The lower-level API, in particular the large section of time series transformers in the scikit-learn style, can also be utilized independently from the AutoML framework.

Check out [extended_tutorial.md](https://winedarksea.github.io/AutoTS/build/html/source/tutorial.html) for a more detailed guide to features!

Also take a look at the [production_example.py](https://github.com/winedarksea/AutoTS/blob/master/production_example.py)


## Tips for Speed and Large Data:
* Use appropriate model lists, especially the predefined lists:
	* `superfast` (simple naive models) and `fast` (more complex but still faster models, optimized for many series)
	* `fast_parallel` (a combination of `fast` and `parallel`) or `parallel`, given many CPU cores are available
		* `n_jobs` usually gets pretty close with `='auto'` but adjust as necessary for the environment
	* see a dict of predefined lists (some defined for internal use) with `from autots.models.model_list import model_lists`
* Use the `subset` parameter when there are many similar series, `subset=100` will often generalize well for tens of thousands of similar series.
	* if using `subset`, passing `weights` for series will weight subset selection towards higher priority series.
	* if limited by RAM, it can be distributed by running multiple instances of AutoTS on different batches of data, having first imported a template pretrained as a starting point for all.
* Set `model_interrupt=True` which passes over the current model when a `KeyboardInterrupt` ie `crtl+c` is pressed (although if the interrupt falls between generations it will stop the entire training).
* Use the `result_file` method of `.fit()` which will save progress after each generation - helpful to save progress if a long training is being done. Use `import_results` to recover.
* While Transformations are pretty fast, setting `transformer_max_depth` to a lower number (say, 2) will increase speed.

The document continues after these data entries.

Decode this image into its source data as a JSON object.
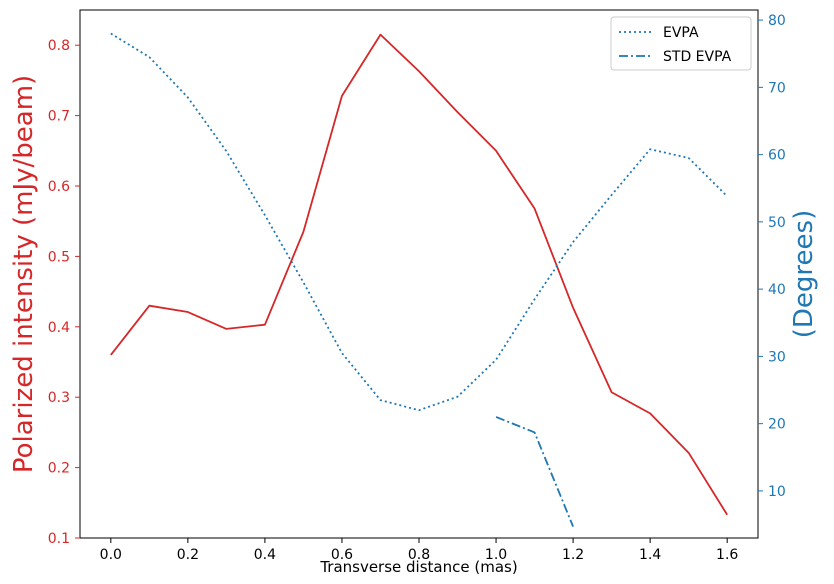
{
  "chart_data": {
    "type": "line",
    "title": "",
    "xlabel": "Transverse distance (mas)",
    "ylabel_left": "Polarized intensity (mJy/beam)",
    "ylabel_right": "(Degrees)",
    "xlim": [
      -0.08,
      1.68
    ],
    "ylim_left": [
      0.1,
      0.85
    ],
    "ylim_right": [
      3.0,
      81.5
    ],
    "x_ticks": [
      "0.0",
      "0.2",
      "0.4",
      "0.6",
      "0.8",
      "1.0",
      "1.2",
      "1.4",
      "1.6"
    ],
    "y_left_ticks": [
      "0.1",
      "0.2",
      "0.3",
      "0.4",
      "0.5",
      "0.6",
      "0.7",
      "0.8"
    ],
    "y_right_ticks": [
      "10",
      "20",
      "30",
      "40",
      "50",
      "60",
      "70",
      "80"
    ],
    "legend_position": "top-right",
    "colors": {
      "left": "#d62728",
      "right": "#1f77b4"
    },
    "series": [
      {
        "name": "Polarized intensity",
        "axis": "left",
        "style": "solid",
        "color": "#d62728",
        "x": [
          0.0,
          0.1,
          0.2,
          0.3,
          0.4,
          0.5,
          0.6,
          0.7,
          0.8,
          0.9,
          1.0,
          1.1,
          1.2,
          1.3,
          1.4,
          1.5,
          1.6
        ],
        "values": [
          0.36,
          0.43,
          0.421,
          0.397,
          0.403,
          0.535,
          0.728,
          0.815,
          0.763,
          0.705,
          0.65,
          0.568,
          0.427,
          0.307,
          0.277,
          0.221,
          0.133
        ]
      },
      {
        "name": "EVPA",
        "axis": "right",
        "style": "dotted",
        "color": "#1f77b4",
        "x": [
          0.0,
          0.1,
          0.2,
          0.3,
          0.4,
          0.5,
          0.6,
          0.7,
          0.8,
          0.9,
          1.0,
          1.1,
          1.2,
          1.3,
          1.4,
          1.5,
          1.6
        ],
        "values": [
          78.0,
          74.5,
          68.5,
          60.5,
          51.0,
          41.0,
          30.5,
          23.5,
          22.0,
          24.0,
          29.5,
          38.5,
          47.0,
          54.0,
          60.8,
          59.5,
          53.8
        ]
      },
      {
        "name": "STD EVPA",
        "axis": "right",
        "style": "dashdot",
        "color": "#1f77b4",
        "x": [
          1.0,
          1.1,
          1.2
        ],
        "values": [
          21.0,
          18.7,
          4.7
        ]
      }
    ]
  }
}
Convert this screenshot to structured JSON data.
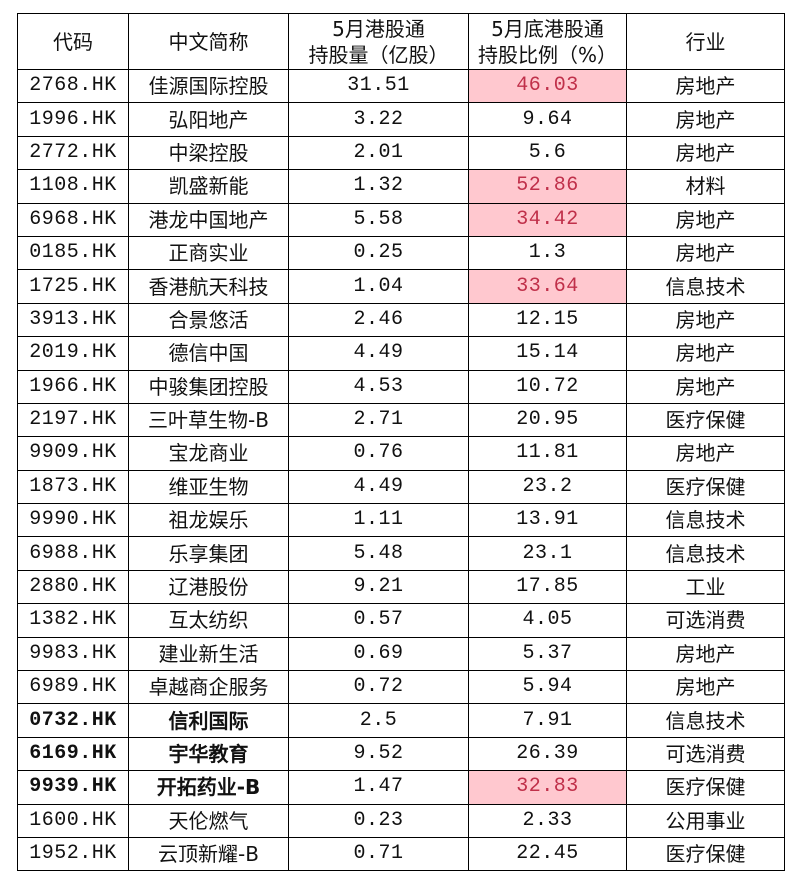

Also utilize `transformer_list` == 'fast' or 'superfast'.
* Check out [this example](https://github.com/winedarksea/AutoTS/discussions/76) of using AutoTS with pandas UDF.
* Ensembles are obviously slower to predict because they run many models, 'distance' models 2x slower, and 'simple' models 3x-5x slower.
	* `ensemble='horizontal-max'` with `model_list='no_shared_fast'` can scale relatively well given many cpu cores because each model is only run on the series it is needed for.
* Reducing `num_validations` and `models_to_validate` will decrease runtime but may lead to poorer model selections.
* For datasets with many records, upsampling (for example, from daily to monthly frequency forecasts) can reduce training time if appropriate.
	* this can be done by adjusting `frequency` and `aggfunc` but is probably best done before passing data into AutoTS.


## How to Contribute:
* Give feedback on where you find the documentation confusing
* Use AutoTS and...
	* Report errors and request features by adding Issues on GitHub
	* Posting the top model templates for your data (to help improve the starting templates)
	* Feel free to recommend different search grid parameters for your favorite models
* And, of course, contributing to the codebase directly on GitHub!


*Also known as Project CATS (Catlin's Automated Time Series) hence the logo.*